Anand Oswal: I think the most important thing I would say for them would be to review the roadmap of the security vendors they have. Are they having the most highly innovative roadmap to prevent them of attacks from the future? How integrated are the individual components that you are having in your infrastructure? Are you sharing intelligence across that? Are you building a more secure offering for your enterprise?

Having a lot of fragmentation of security vendors actually leads to a poor security outcome than a better security outcome. How do you ensure that you are using best-in-class of the individual components but an integrated fashion so that you are able to get the sharing of intelligence and a consistent security across the enterprise?

All in all, also helping them reduce their operating costs, their cost to configure, their cost to manage the infrastructure.

Michael Krigsman: Simplicity of the environment actually is really important here.

Anand Oswal: Simplicity is very important. The integrated nature is very important. Then easier to manage, reduce the operational complexity and the operational cost.

Michael Krigsman: I think, for many business people, the nightmare is they think their security posture is strong, tight, and in place, and then there is an attack, a data breach. It's out in the newspapers, and they discover, after the fact, that things weren't quite as good as they were led to believe. How can business leaders just make sure that never happens?

Anand Oswal: There are two things that I think are important for you to understand here. One is that most of the enterprises that get attacked usually have all the security capability in the product but haven't enabled and consumed those services appropriately. The most important thing is to ensure that it's not just that you purchased it. That you activated it.

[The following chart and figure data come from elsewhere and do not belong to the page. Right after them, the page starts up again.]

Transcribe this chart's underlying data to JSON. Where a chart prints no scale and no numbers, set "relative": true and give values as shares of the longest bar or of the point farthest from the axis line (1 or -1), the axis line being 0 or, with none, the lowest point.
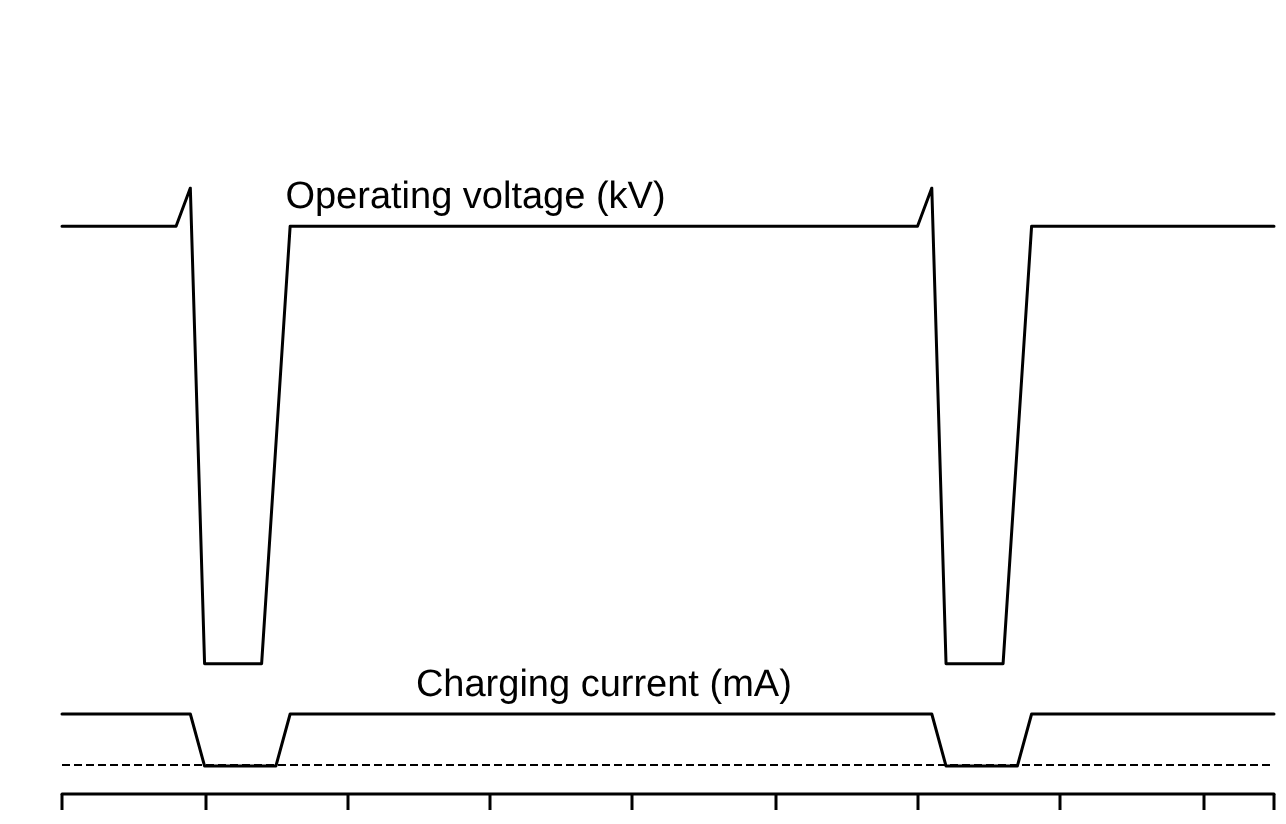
{
  "chart_data": {
    "type": "line",
    "relative": true,
    "line_style": "solid",
    "categories": [
      null,
      null,
      null,
      null,
      null,
      null,
      null,
      null,
      null,
      null,
      null,
      null,
      null,
      null,
      null,
      null,
      null,
      null,
      null,
      null,
      null,
      null,
      null,
      null,
      null,
      null,
      null,
      null,
      null,
      null,
      null,
      null,
      null,
      null,
      null,
      null,
      null,
      null,
      null,
      null,
      null,
      null,
      null,
      null,
      null,
      null,
      null,
      null,
      null,
      null,
      null,
      null,
      null,
      null,
      null,
      null,
      null,
      null,
      null,
      null,
      null,
      null,
      null,
      null,
      null,
      null,
      null,
      null,
      null,
      null,
      null,
      null,
      null,
      null,
      null,
      null,
      null,
      null,
      null,
      null,
      null,
      null,
      null,
      null,
      null,
      null
    ],
    "series": [
      {
        "name": "Operating voltage (kV)",
        "color": "#000000",
        "values": [
          0.937,
          null,
          null,
          null,
          null,
          null,
          null,
          null,
          0.937,
          1,
          0.215,
          null,
          null,
          null,
          0.215,
          null,
          0.937,
          null,
          null,
          null,
          null,
          null,
          null,
          null,
          null,
          null,
          null,
          null,
          null,
          null,
          null,
          null,
          null,
          null,
          null,
          null,
          null,
          null,
          null,
          null,
          null,
          null,
          null,
          null,
          null,
          null,
          null,
          null,
          null,
          null,
          null,
          null,
          null,
          null,
          null,
          null,
          null,
          null,
          null,
          null,
          0.937,
          1,
          0.215,
          null,
          null,
          null,
          0.215,
          null,
          0.937,
          null,
          null,
          null,
          null,
          null,
          null,
          null,
          null,
          null,
          null,
          null,
          null,
          null,
          null,
          null,
          null,
          0.937
        ]
      },
      {
        "name": "Charging current (mA)",
        "color": "#000000",
        "values": [
          0.132,
          null,
          null,
          null,
          null,
          null,
          null,
          null,
          null,
          0.132,
          0.046,
          null,
          null,
          null,
          null,
          0.046,
          0.132,
          null,
          null,
          null,
          null,
          null,
          null,
          null,
          null,
          null,
          null,
          null,
          null,
          null,
          null,
          null,
          null,
          null,
          null,
          null,
          null,
          null,
          null,
          null,
          null,
          null,
          null,
          null,
          null,
          null,
          null,
          null,
          null,
          null,
          null,
          null,
          null,
          null,
          null,
          null,
          null,
          null,
          null,
          null,
          null,
          0.132,
          0.046,
          null,
          null,
          null,
          null,
          0.046,
          0.132,
          null,
          null,
          null,
          null,
          null,
          null,
          null,
          null,
          null,
          null,
          null,
          null,
          null,
          null,
          null,
          null,
          0.132
        ]
      }
    ],
    "ref_lines": [
      {
        "axis": "y",
        "value": 0.046,
        "color": "#000000",
        "line_style": "dashed"
      }
    ]
  }
}
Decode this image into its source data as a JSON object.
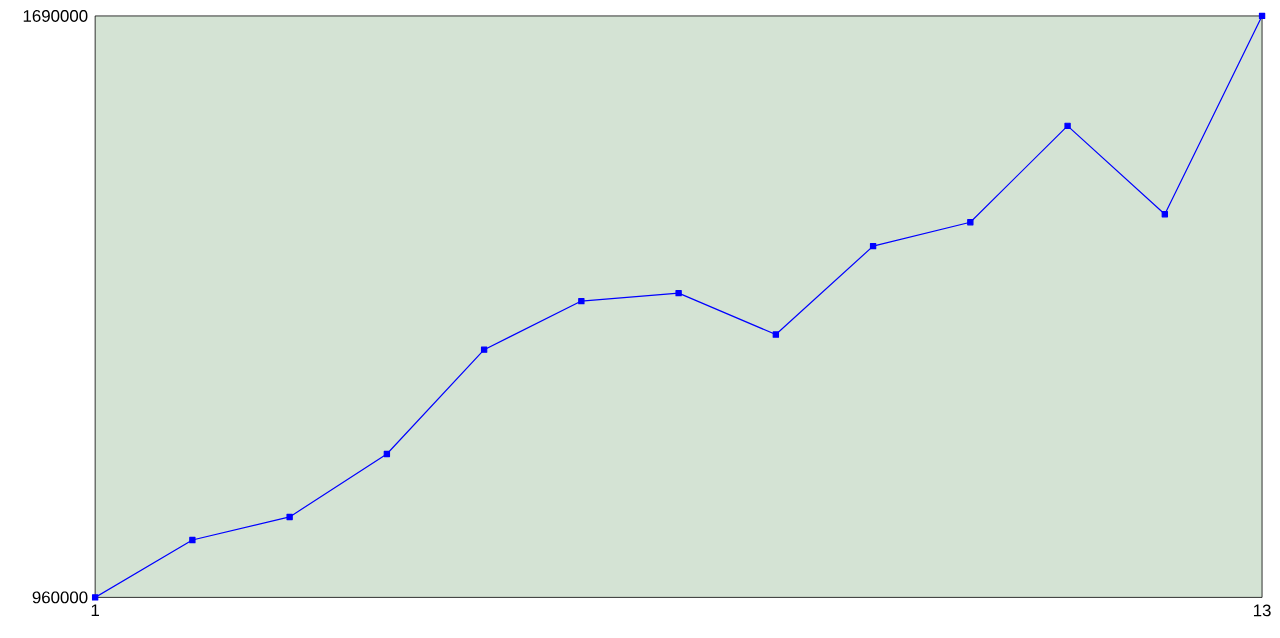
{
  "chart_data": {
    "type": "line",
    "x": [
      1,
      2,
      3,
      4,
      5,
      6,
      7,
      8,
      9,
      10,
      11,
      12,
      13
    ],
    "series": [
      {
        "color": "#0000ff",
        "values": [
          960000,
          1032000,
          1061000,
          1140000,
          1271000,
          1332000,
          1342000,
          1290000,
          1401000,
          1431000,
          1552000,
          1441000,
          1690000
        ]
      }
    ],
    "xlim": [
      1,
      13
    ],
    "ylim": [
      960000,
      1690000
    ],
    "xticks": [
      1,
      13
    ],
    "yticks": [
      960000,
      1690000
    ],
    "marker": "square",
    "line_style": "solid",
    "grid": false
  }
}
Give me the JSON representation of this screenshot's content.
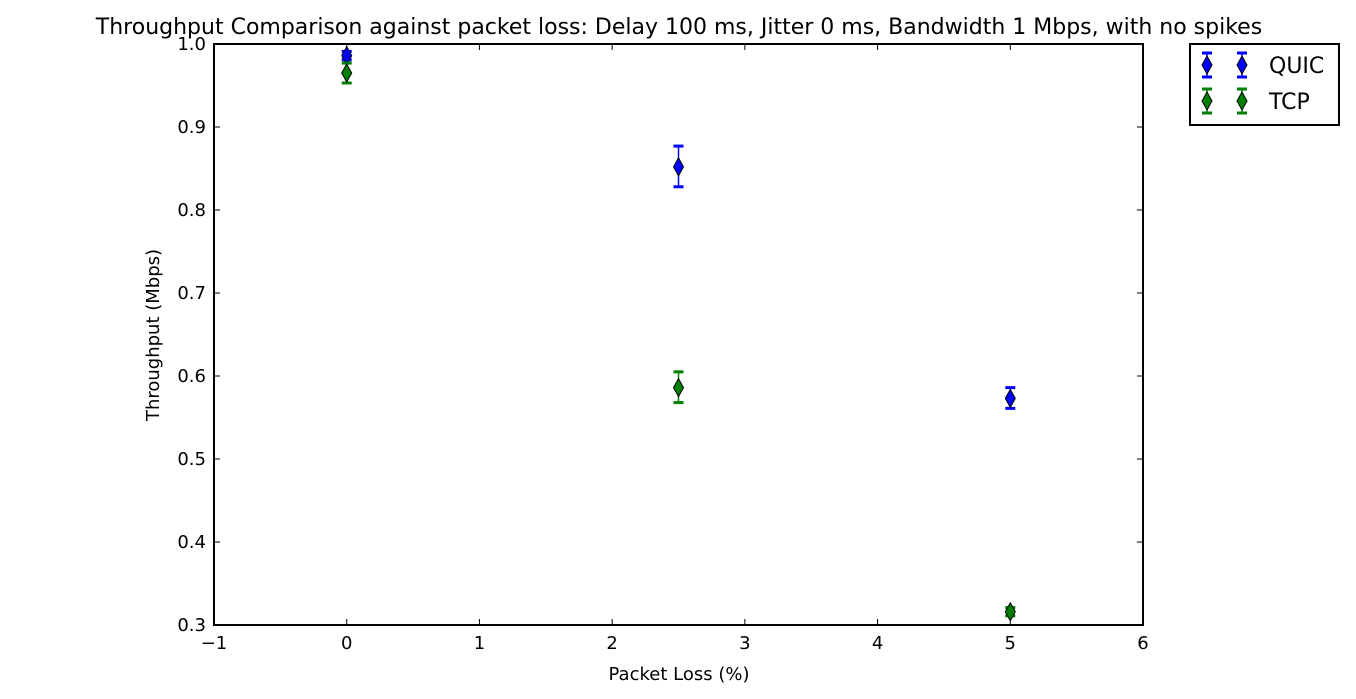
{
  "chart_data": {
    "type": "scatter",
    "title": "Throughput Comparison against packet loss: Delay 100 ms, Jitter 0 ms, Bandwidth 1 Mbps, with no spikes",
    "xlabel": "Packet Loss (%)",
    "ylabel": "Throughput (Mbps)",
    "xlim": [
      -1,
      6
    ],
    "ylim": [
      0.3,
      1.0
    ],
    "xticks": [
      -1,
      0,
      1,
      2,
      3,
      4,
      5,
      6
    ],
    "xtick_labels": [
      "−1",
      "0",
      "1",
      "2",
      "3",
      "4",
      "5",
      "6"
    ],
    "yticks": [
      0.3,
      0.4,
      0.5,
      0.6,
      0.7,
      0.8,
      0.9,
      1.0
    ],
    "ytick_labels": [
      "0.3",
      "0.4",
      "0.5",
      "0.6",
      "0.7",
      "0.8",
      "0.9",
      "1.0"
    ],
    "grid": false,
    "legend_position": "outside-top-right",
    "series": [
      {
        "name": "QUIC",
        "color": "#0000ff",
        "marker": "thin-diamond",
        "points": [
          {
            "x": 0,
            "y": 0.986,
            "err_low": 0.981,
            "err_high": 0.991
          },
          {
            "x": 2.5,
            "y": 0.852,
            "err_low": 0.828,
            "err_high": 0.877
          },
          {
            "x": 5,
            "y": 0.573,
            "err_low": 0.561,
            "err_high": 0.586
          }
        ]
      },
      {
        "name": "TCP",
        "color": "#008000",
        "marker": "thin-diamond",
        "points": [
          {
            "x": 0,
            "y": 0.965,
            "err_low": 0.953,
            "err_high": 0.977
          },
          {
            "x": 2.5,
            "y": 0.586,
            "err_low": 0.568,
            "err_high": 0.605
          },
          {
            "x": 5,
            "y": 0.316,
            "err_low": 0.311,
            "err_high": 0.321
          }
        ]
      }
    ]
  }
}
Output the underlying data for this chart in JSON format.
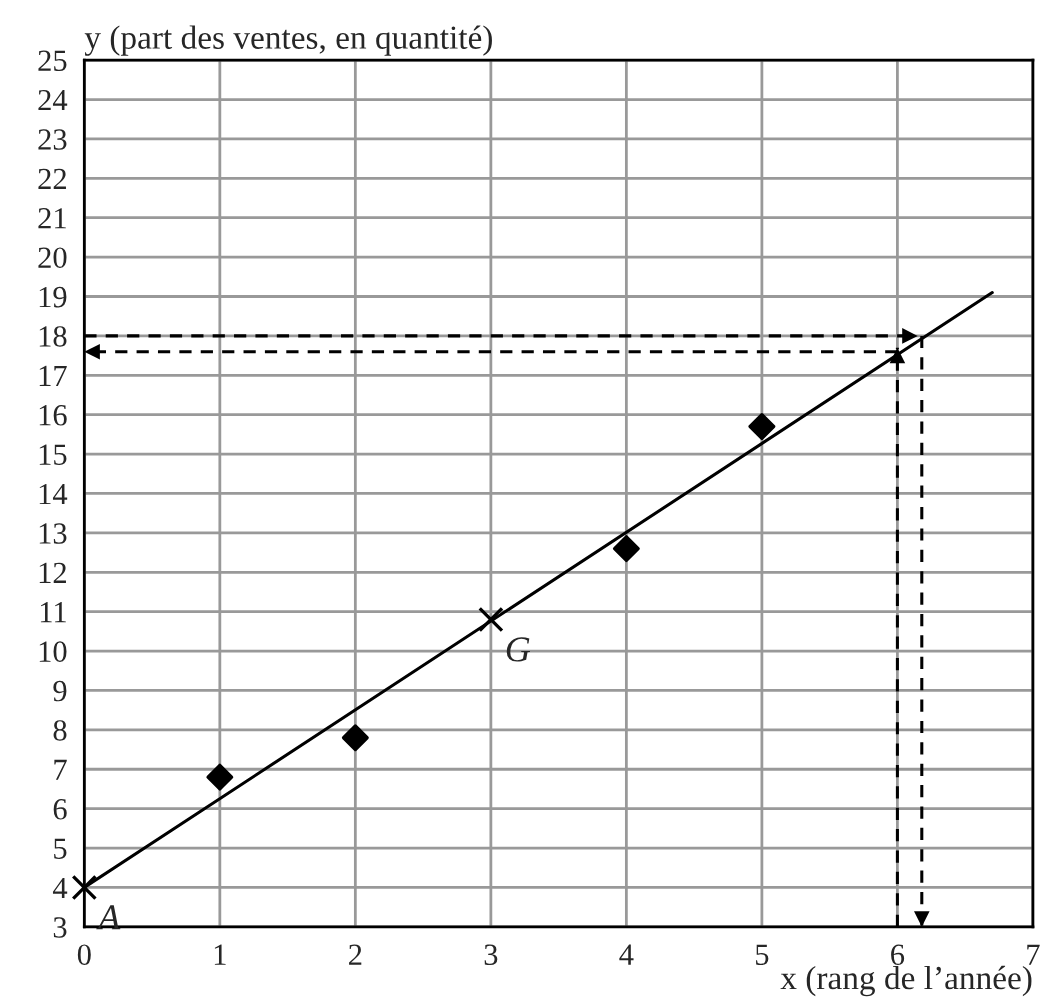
{
  "chart_data": {
    "type": "scatter",
    "xlabel": "x (rang de l’année)",
    "ylabel": "y (part des ventes, en quantité)",
    "xlim": [
      0,
      7
    ],
    "ylim": [
      3,
      25
    ],
    "xticks": [
      0,
      1,
      2,
      3,
      4,
      5,
      6,
      7
    ],
    "yticks": [
      3,
      4,
      5,
      6,
      7,
      8,
      9,
      10,
      11,
      12,
      13,
      14,
      15,
      16,
      17,
      18,
      19,
      20,
      21,
      22,
      23,
      24,
      25
    ],
    "grid": true,
    "series": [
      {
        "marker": "diamond",
        "color": "#000000",
        "x": [
          1,
          2,
          4,
          5
        ],
        "values": [
          6.8,
          7.8,
          12.6,
          15.7
        ]
      },
      {
        "type": "line",
        "line_style": "solid",
        "color": "#000000",
        "x": [
          0,
          6.7
        ],
        "values": [
          4,
          19.1
        ]
      },
      {
        "type": "scatter",
        "marker": "cross",
        "color": "#000000",
        "x": [
          0,
          3
        ],
        "values": [
          4,
          10.8
        ]
      },
      {
        "type": "line",
        "line_style": "dashed",
        "color": "#000000",
        "x": [
          6,
          6
        ],
        "values": [
          3,
          17.7
        ]
      },
      {
        "type": "line",
        "line_style": "dashed",
        "color": "#000000",
        "x": [
          6,
          0
        ],
        "values": [
          17.6,
          17.6
        ]
      },
      {
        "type": "line",
        "line_style": "dashed",
        "color": "#000000",
        "x": [
          0,
          6.15
        ],
        "values": [
          18,
          18
        ]
      },
      {
        "type": "line",
        "line_style": "dashed",
        "color": "#000000",
        "x": [
          6.18,
          6.18
        ],
        "values": [
          18,
          3
        ]
      }
    ],
    "annotations": [
      {
        "text": "A",
        "x": 0,
        "y": 4
      },
      {
        "text": "G",
        "x": 3,
        "y": 10.8
      }
    ]
  }
}
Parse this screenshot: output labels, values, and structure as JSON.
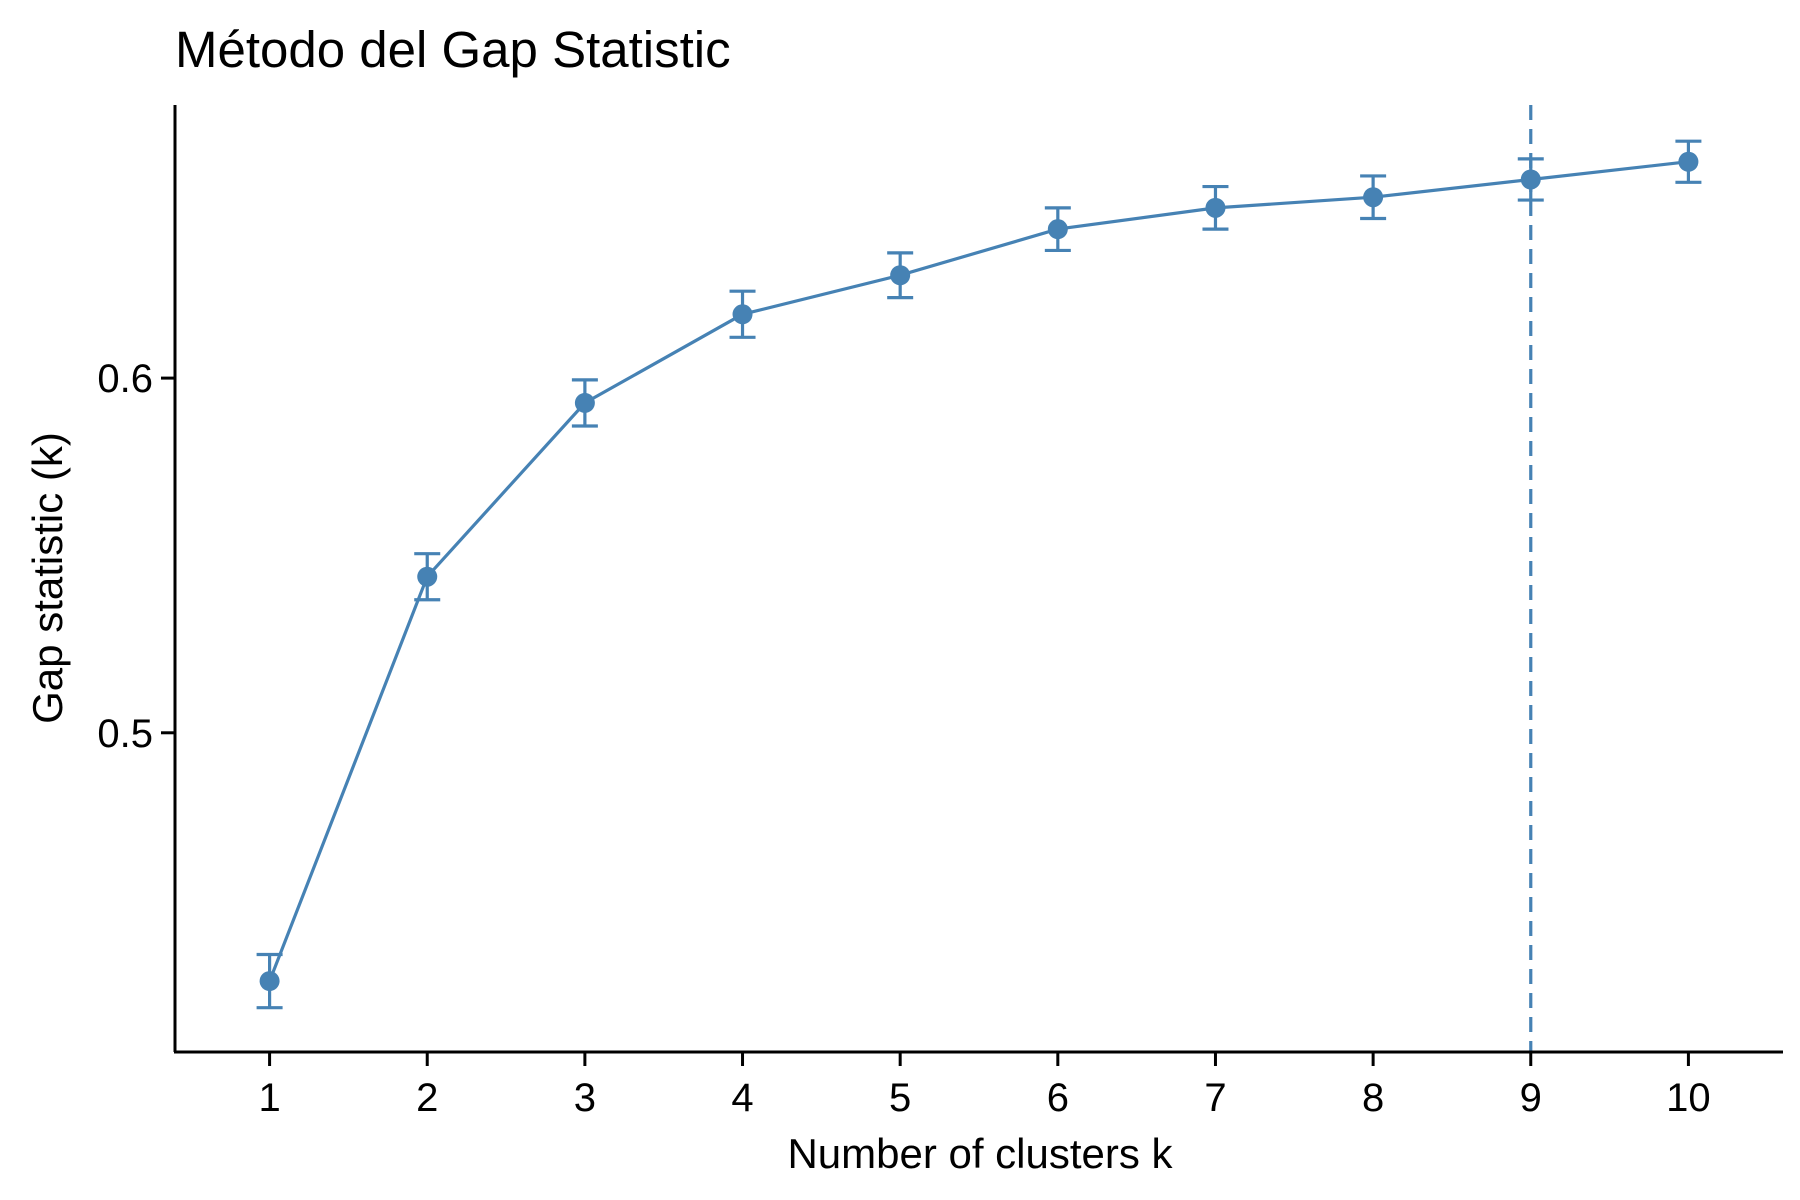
{
  "chart_data": {
    "type": "line",
    "title": "Método del Gap Statistic",
    "xlabel": "Number of clusters k",
    "ylabel": "Gap statistic (k)",
    "x": [
      1,
      2,
      3,
      4,
      5,
      6,
      7,
      8,
      9,
      10
    ],
    "xticks": [
      "1",
      "2",
      "3",
      "4",
      "5",
      "6",
      "7",
      "8",
      "9",
      "10"
    ],
    "yticks": [
      "0.5",
      "0.6"
    ],
    "ytick_values": [
      0.5,
      0.6
    ],
    "xlim": [
      0.4,
      10.6
    ],
    "ylim": [
      0.41,
      0.677
    ],
    "series": [
      {
        "values": [
          0.43,
          0.544,
          0.593,
          0.618,
          0.629,
          0.642,
          0.648,
          0.651,
          0.656,
          0.661
        ],
        "error": [
          0.0075,
          0.0065,
          0.0065,
          0.0065,
          0.0063,
          0.006,
          0.006,
          0.006,
          0.0058,
          0.0058
        ],
        "color": "#4682B4"
      }
    ],
    "optimal_k": 9,
    "grid": false,
    "legend": "none"
  }
}
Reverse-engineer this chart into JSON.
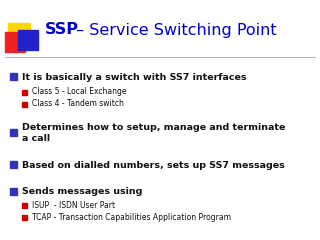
{
  "title_ssp": "SSP",
  "title_dash": " – Service Switching Point",
  "title_ssp_color": "#0000CC",
  "title_rest_color": "#0000CC",
  "bg_color": "#FFFFFF",
  "bullet_marker_color": "#3333BB",
  "sub_bullet_marker_color": "#CC0000",
  "bullet1_main": "It is basically a switch with SS7 interfaces",
  "bullet1_subs": [
    "Class 5 - Local Exchange",
    "Class 4 - Tandem switch"
  ],
  "bullet2_main": "Determines how to setup, manage and terminate\na call",
  "bullet3_main": "Based on dialled numbers, sets up SS7 messages",
  "bullet4_main": "Sends messages using",
  "bullet4_subs": [
    "ISUP  - ISDN User Part",
    "TCAP - Transaction Capabilities Application Program"
  ],
  "line_color": "#BBBBBB",
  "main_fontsize": 6.8,
  "sub_fontsize": 5.5,
  "title_fontsize": 11.5
}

That even you consumed it. But have you consumed it in the appropriate fashion? Are you still having policies which say any-any, as an example?

Michael Krigsman: The platform is looking over the environment to help ensure that nothing is missed, essentially.

Anand Oswal: The platform will ensure that it will tell you what services you have enabled, what services you have not enabled. For the services that you have enabled, have you activated and consumed them and consumed them appropriately, which means they're using it to the full extent with all the power of what you can use. If you haven't, it'll tell you a step-by-step way of how you can get there.

Michael Krigsman: Anand, any final thoughts as we finish up?

Anand Oswal: The threat landscape is increasing with users and applications and data just everywhere. You want to have the consistent security across the entire enterprise. You want to have the best-in-class point products, but also fully integrated into the platform to ensure that any users accessing any application, any data, is consistently secure.

You also want to ensure that they have the best user experience and IT or netsec has the best admin experience.

Michael Krigsman: Okay. A very informative discussion. Anand Oswal, thank you so much for taking the time to speak with us. I really, really appreciate it.

Anand Oswal: Thank you, Michael. Have a good day.